Abramoff also sent e-mails to aides about meetings with Griles that
don't appear on Griles' office calendars.
Federici and Abramoff regularly exchanged e-mails from 2001 through
most of 2003, seeking meetings with Griles or favors from him.
Griles routinely passed on departmental information to Federici, who
passed it on to Abramoff, according to e-mails and other evidence
obtained by the Senate committee.
Griles acknowledged in the plea agreement that he lied when he told
the Senate committee that it was "outrageous and is not true" that
Abramoff had any special access to him at Interior and that no
"special relationship" existed between them.
He also conceded that he misled the committee's investigators when he
told them his relationship with Abramoff was "no different" than with
other lobbyists.
Griles now admits those statements were untrue because Abramoff was
the only lobbyist he ever met while at Interior through a woman that
Griles was dating.
Griles and Federici had a romantic relationship between 1998 and
mid-2003, the documents say.
They met through Norton, for whom Federici once did campaign work.

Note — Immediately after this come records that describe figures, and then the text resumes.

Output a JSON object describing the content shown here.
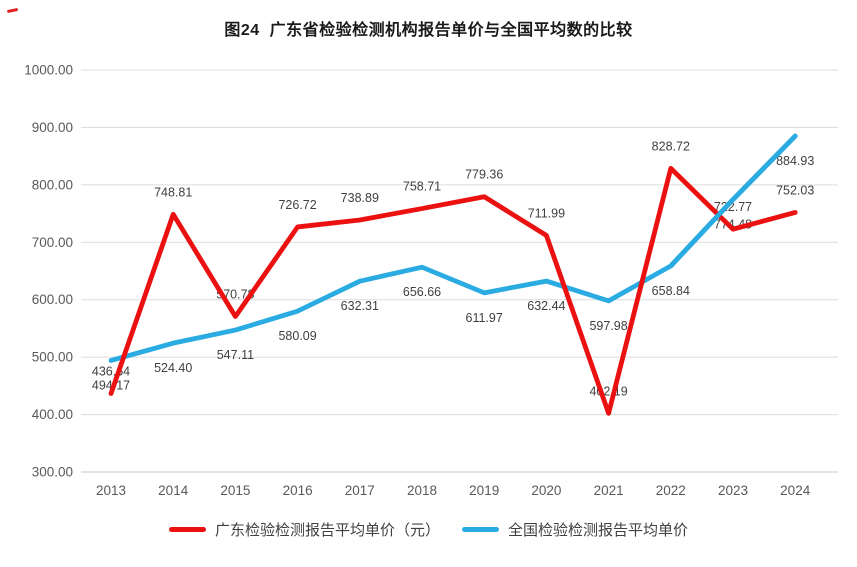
{
  "chart_data": {
    "type": "line",
    "title": "图24  广东省检验检测机构报告单价与全国平均数的比较",
    "categories": [
      "2013",
      "2014",
      "2015",
      "2016",
      "2017",
      "2018",
      "2019",
      "2020",
      "2021",
      "2022",
      "2023",
      "2024"
    ],
    "series": [
      {
        "name": "广东检验检测报告平均单价（元）",
        "color": "#eb1111",
        "label_position": "above",
        "values": [
          436.64,
          748.81,
          570.78,
          726.72,
          738.89,
          758.71,
          779.36,
          711.99,
          402.19,
          828.72,
          722.77,
          752.03
        ]
      },
      {
        "name": "全国检验检测报告平均单价",
        "color": "#2aabe2",
        "label_position": "below",
        "values": [
          494.17,
          524.4,
          547.11,
          580.09,
          632.31,
          656.66,
          611.97,
          632.44,
          597.98,
          658.84,
          774.48,
          884.93
        ]
      }
    ],
    "ylim": [
      300,
      1000
    ],
    "ytick_step": 100,
    "value_label_decimals": 2,
    "grid": true,
    "legend_position": "bottom"
  },
  "colors": {
    "grid_line": "#dcdcdc",
    "axis_line": "#c9c9c9",
    "tick_text": "#595959",
    "data_label_text": "#3f3f3f",
    "title_text": "#1a1a1a"
  }
}
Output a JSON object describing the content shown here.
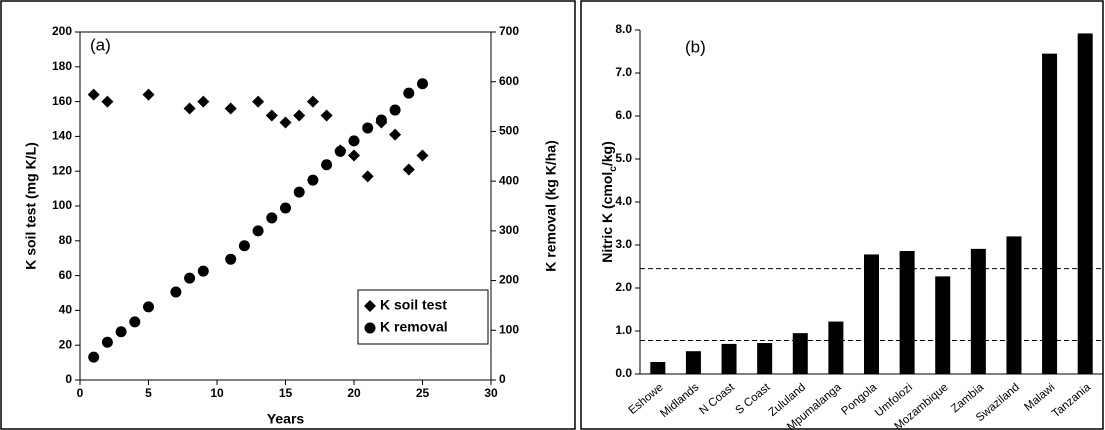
{
  "chart_data": [
    {
      "type": "scatter",
      "panel_label": "(a)",
      "xlabel": "Years",
      "ylabel": "K soil test (mg K/L)",
      "y2label": "K removal (kg K/ha)",
      "xlim": [
        0,
        30
      ],
      "xticks": [
        0,
        5,
        10,
        15,
        20,
        25,
        30
      ],
      "ylim": [
        0,
        200
      ],
      "yticks": [
        0,
        20,
        40,
        60,
        80,
        100,
        120,
        140,
        160,
        180,
        200
      ],
      "y2lim": [
        0,
        700
      ],
      "y2ticks": [
        0,
        100,
        200,
        300,
        400,
        500,
        600,
        700
      ],
      "legend": "lower right",
      "series": [
        {
          "name": "K soil test",
          "marker": "diamond",
          "color": "#000000",
          "x": [
            1,
            2,
            5,
            8,
            9,
            11,
            13,
            14,
            15,
            16,
            17,
            18,
            19,
            20,
            21,
            22,
            23,
            24,
            25
          ],
          "values": [
            164,
            160,
            164,
            156,
            160,
            156,
            160,
            152,
            148,
            152,
            160,
            152,
            132,
            129,
            117,
            148,
            141,
            121,
            129
          ]
        },
        {
          "name": "K removal",
          "marker": "circle",
          "color": "#000000",
          "axis": "y2",
          "x": [
            1,
            2,
            3,
            4,
            5,
            7,
            8,
            9,
            11,
            12,
            13,
            14,
            15,
            16,
            17,
            18,
            19,
            20,
            21,
            22,
            23,
            24,
            25
          ],
          "values": [
            46,
            76,
            97,
            117,
            147,
            177,
            205,
            219,
            243,
            270,
            300,
            326,
            346,
            378,
            402,
            433,
            460,
            481,
            507,
            523,
            543,
            577,
            596
          ]
        }
      ]
    },
    {
      "type": "bar",
      "panel_label": "(b)",
      "ylabel_parts": [
        "Nitric K (cmol",
        "c",
        "/kg)"
      ],
      "categories": [
        "Eshowe",
        "Midlands",
        "N Coast",
        "S Coast",
        "Zululand",
        "Mpumalanga",
        "Pongola",
        "Umfolozi",
        "Mozambique",
        "Zambia",
        "Swaziland",
        "Malawi",
        "Tanzania"
      ],
      "values": [
        0.28,
        0.53,
        0.7,
        0.72,
        0.95,
        1.22,
        2.78,
        2.86,
        2.27,
        2.91,
        3.2,
        7.45,
        7.92
      ],
      "color": "#000000",
      "ylim": [
        0,
        8
      ],
      "yticks": [
        {
          "value": 0,
          "label": "0.0"
        },
        {
          "value": 1,
          "label": "1.0"
        },
        {
          "value": 2,
          "label": "2.0"
        },
        {
          "value": 3,
          "label": "3.0"
        },
        {
          "value": 4,
          "label": "4.0"
        },
        {
          "value": 5,
          "label": "5.0"
        },
        {
          "value": 6,
          "label": "6.0"
        },
        {
          "value": 7,
          "label": "7.0"
        },
        {
          "value": 8,
          "label": "8.0"
        }
      ],
      "hlines": [
        2.45,
        0.78
      ]
    }
  ]
}
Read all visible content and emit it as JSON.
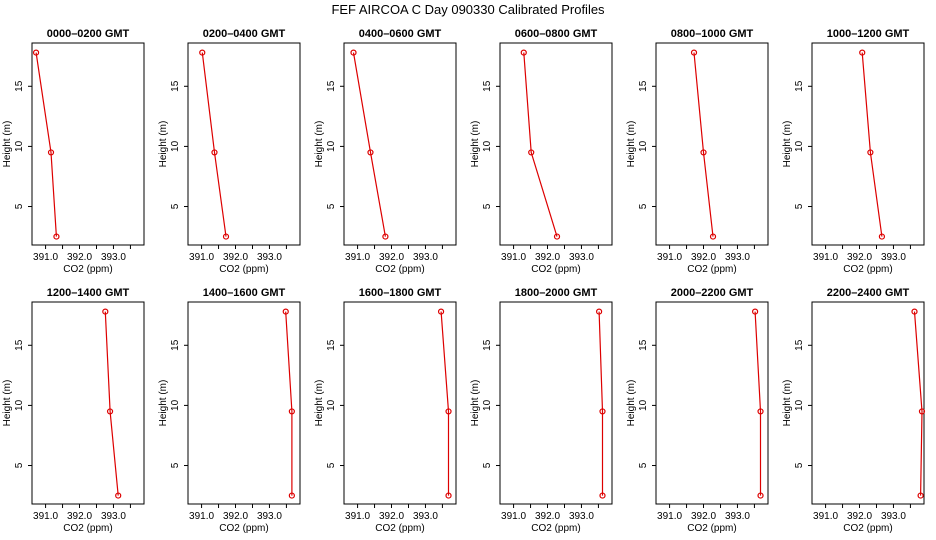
{
  "title": "FEF AIRCOA C  Day 090330  Calibrated Profiles",
  "chart_data": {
    "type": "line",
    "xlabel": "CO2 (ppm)",
    "ylabel": "Height (m)",
    "xticks": [
      "391.0",
      "392.0",
      "393.0"
    ],
    "xtick_values": [
      391.0,
      392.0,
      393.0
    ],
    "yticks": [
      "5",
      "10",
      "15"
    ],
    "ytick_values": [
      5,
      10,
      15
    ],
    "xlim": [
      390.6,
      393.9
    ],
    "ylim": [
      1.8,
      18.6
    ],
    "heights": [
      17.8,
      9.5,
      2.5
    ],
    "line_color": "#dd0000",
    "marker_color": "#dd0000",
    "panels": [
      {
        "title": "0000–0200 GMT",
        "co2": [
          390.72,
          391.16,
          391.32
        ]
      },
      {
        "title": "0200–0400 GMT",
        "co2": [
          391.02,
          391.38,
          391.72
        ]
      },
      {
        "title": "0400–0600 GMT",
        "co2": [
          390.88,
          391.38,
          391.82
        ]
      },
      {
        "title": "0600–0800 GMT",
        "co2": [
          391.3,
          391.52,
          392.28
        ]
      },
      {
        "title": "0800–1000 GMT",
        "co2": [
          391.72,
          392.0,
          392.28
        ]
      },
      {
        "title": "1000–1200 GMT",
        "co2": [
          392.08,
          392.32,
          392.66
        ]
      },
      {
        "title": "1200–1400 GMT",
        "co2": [
          392.76,
          392.9,
          393.14
        ]
      },
      {
        "title": "1400–1600 GMT",
        "co2": [
          393.48,
          393.66,
          393.66
        ]
      },
      {
        "title": "1600–1800 GMT",
        "co2": [
          393.46,
          393.68,
          393.68
        ]
      },
      {
        "title": "1800–2000 GMT",
        "co2": [
          393.52,
          393.62,
          393.62
        ]
      },
      {
        "title": "2000–2200 GMT",
        "co2": [
          393.52,
          393.68,
          393.68
        ]
      },
      {
        "title": "2200–2400 GMT",
        "co2": [
          393.62,
          393.84,
          393.8
        ]
      }
    ]
  }
}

Griles lied in trying to "conceal the true nature" of how he met
Abramoff and "did not testify fully and truthfully" about his
relations with Federici or Abramoff's access to him, the documents
say.
The Justice Department says Federici's introduction gave Abramoff
"more credibility as a lobbyist than Abramoff ordinarily would have
had with Griles," quickly putting them on terms "that ordinarily would
have taken years to develop."
Prosecutors in January had outlined other possible charges against
Griles.
They included "honest services" fraud, based on his meetings with
Abramoff;
lying to Congress about information favorable to Abramoff that Griles
had passed on to other Interior officials;
and lying to Congress and criminal conflict of interest over a job
that Abramoff had offered to Griles.
From The Associated Press, 3/23/07:
http://www.sfgate.com/cgi-bin/article.cgi?f=/n/a/2007/03/23/national/w055806D97.DTL&type=politics
Ex-Deputy to Plead Guilty in Lobbyist Case
By JOHN HEILPRIN, Associated Press Writer
WASHINGTON (AP) --
Former Deputy Interior Secretary Steven Griles has decided to plead
guilty to one count of obstruction of justice in the Jack Abramoff
corruption investigation, The Associated Press has learned.
Griles, an oil and gas lobbyist who became an architect of President
Bush's energy policies while at the Interior Department between July
2001 and July 2005, is the highest ranking Bush administration
official implicated in the Washington lobbying scandal.
The former No. 2 official at the Interior Department has agreed to a
felony plea admitting that he lied five times to the Senate Indian
Affairs Committee and its investigators about his relationship with
Abramoff, people involved in the case told the AP.
Griles will admit in federal court Friday that he concealed that he
had a unique relationship with Abramoff, people involved in the case
said on condition of anonymity, because a federal judge had not yet
approved the plea deal.
Griles and Abramoff met on March 1, 2001, through Italia Federici, a
Republican environmental activist whom Griles had been dating.
That was just one week before Griles, who had been serving on Bush's
transition team for Interior, was nominated by the president as deputy
to Interior Secretary Gale Norton.
Second in rank only to Norton, Griles effectively was Interior's chief
operating officer and its top representative on Vice President *****
Cheney's energy task force.
_________________________________________________________
That ole Republic Culture of Corruption's alive and well.